There are a lot of cats in the world, and there are a lot of cats on the Internet. These two facts—one a longstanding reality, the other a longstanding cliche—often collide with each other in predictable ways. And sometimes in less predictable ways. Did you ever think, for example, that someone would take the time to locate the many cats of the world on a digital map?
Well, someone has.
Owen Mundy, an artist, designer, and programmer who teaches at Florida State University, recently published "I Know Where Your Cat Lives," a project that tracks the world's cats—or, well, 1 million of those cats—on, yep, an interactive world map.

To make his cat-map, Mundy used data provided by cat owners—and/or cat fanciers generally—themselves. Humans, when they post a picture of their cats on Instagram or Facebook or Twitter or what have you, often add a "cat" tag to the image to clarify, organize, connect with other cat-fanciers, etc. That tag is the key piece of information Mundy used for the project. He accessed photo-sharing sites' publicly available APIs, searching for those "cat" tags, and then ran the results through clustering algorithms (using, he notes, "a supercomputer at Florida State University in order to represent the enormity of the data source"). Then, he "located" the cats through the latitude and longitude coordinates embedded in the metadata of the photos that depict them.
Then, he cat-mapped.

To make the map itself, Mundy had to scale down his original ambition. "Currently," he writes, "there are 15 million images tagged with the word 'cat' on public image hosting sites, and daily thousands more are uploaded from unlimited positions on the globe." So tracking just a million cats was a compromise.

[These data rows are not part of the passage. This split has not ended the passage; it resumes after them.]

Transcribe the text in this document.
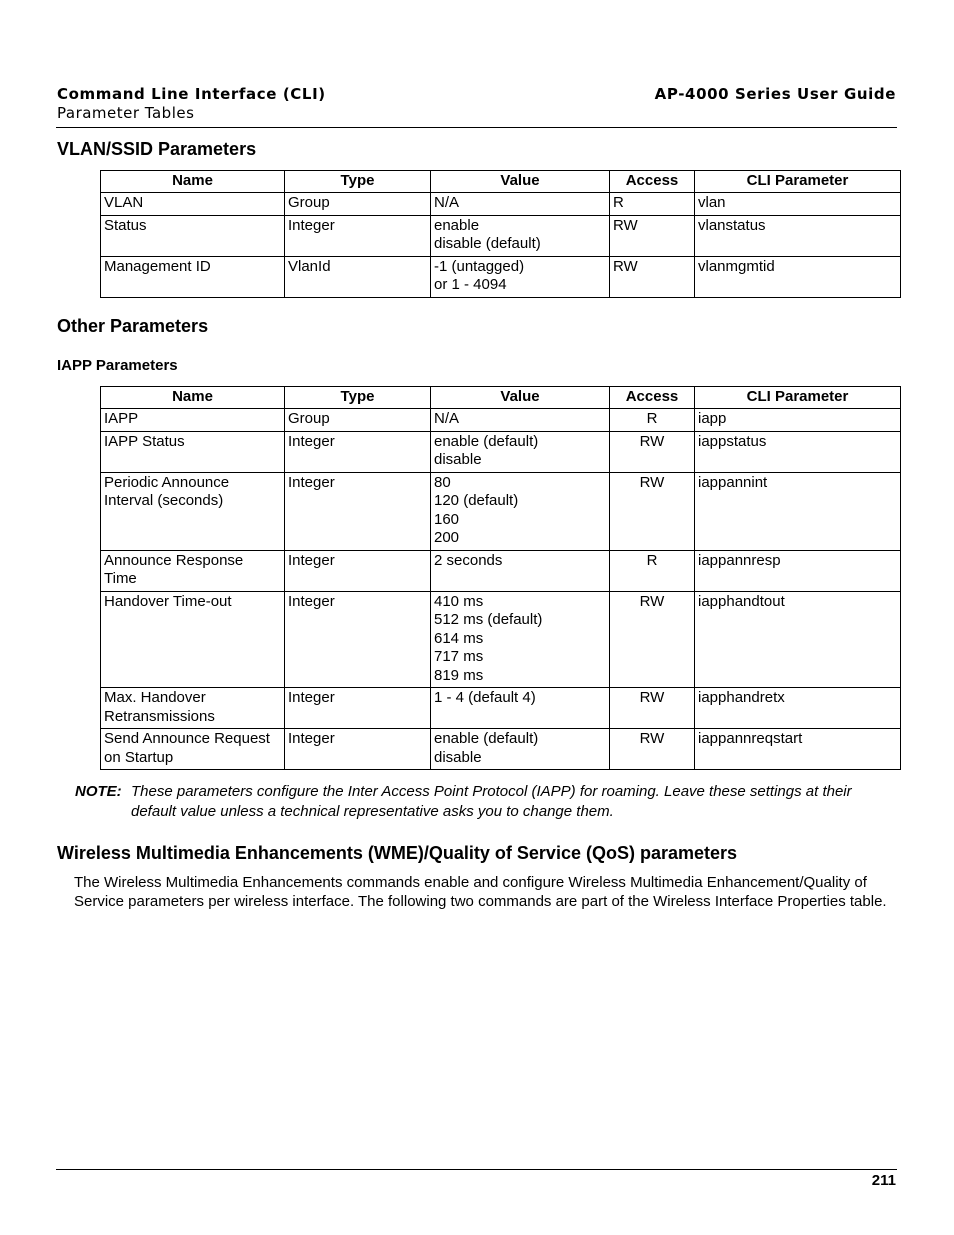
Command Line Interface (CLI)
Parameter Tables
AP-4000 Series User Guide
VLAN/SSID Parameters
Name	Type	Value	Access	CLI Parameter
VLAN	Group	N/A	R	vlan
Status	Integer	enable
disable (default)	RW	vlanstatus
Management ID	VlanId	-1 (untagged)
or 1 - 4094	RW	vlanmgmtid
Other Parameters
IAPP Parameters
Name	Type	Value	Access	CLI Parameter
IAPP	Group	N/A	R	iapp
IAPP Status	Integer	enable (default)
disable	RW	iappstatus
Periodic Announce
Interval (seconds)	Integer	80
120 (default)
160
200	RW	iappannint
Announce Response
Time	Integer	2 seconds	R	iappannresp
Handover Time-out	Integer	410 ms
512 ms (default)
614 ms
717 ms
819 ms	RW	iapphandtout
Max. Handover
Retransmissions	Integer	1 - 4 (default 4)	RW	iapphandretx
Send Announce Request
on Startup	Integer	enable (default)
disable	RW	iappannreqstart
NOTE: These parameters configure the Inter Access Point Protocol (IAPP) for roaming. Leave these settings at their default value unless a technical representative asks you to change them.
Wireless Multimedia Enhancements (WME)/Quality of Service (QoS) parameters
The Wireless Multimedia Enhancements commands enable and configure Wireless Multimedia Enhancement/Quality of Service parameters per wireless interface. The following two commands are part of the Wireless Interface Properties table.
211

But, then again, cat-tracking wasn't actually the point of the exercise. The point, instead, was to use cats to offer insight into how much information we reveal about ourselves—and our pets—every day. Often without realizing it. If I put up a "cat" photo on Instagram, I am not just sharing a cat photo on Instagram. I am offering up data about my, and my cat's, location. "I Know Where Your Cat Lives" is, as a title, meant to be vaguely threatening.
"This website," Mundy explains, "doesn’t visualize all of the cats on the net, only the ones that allow you to track where their owners have been."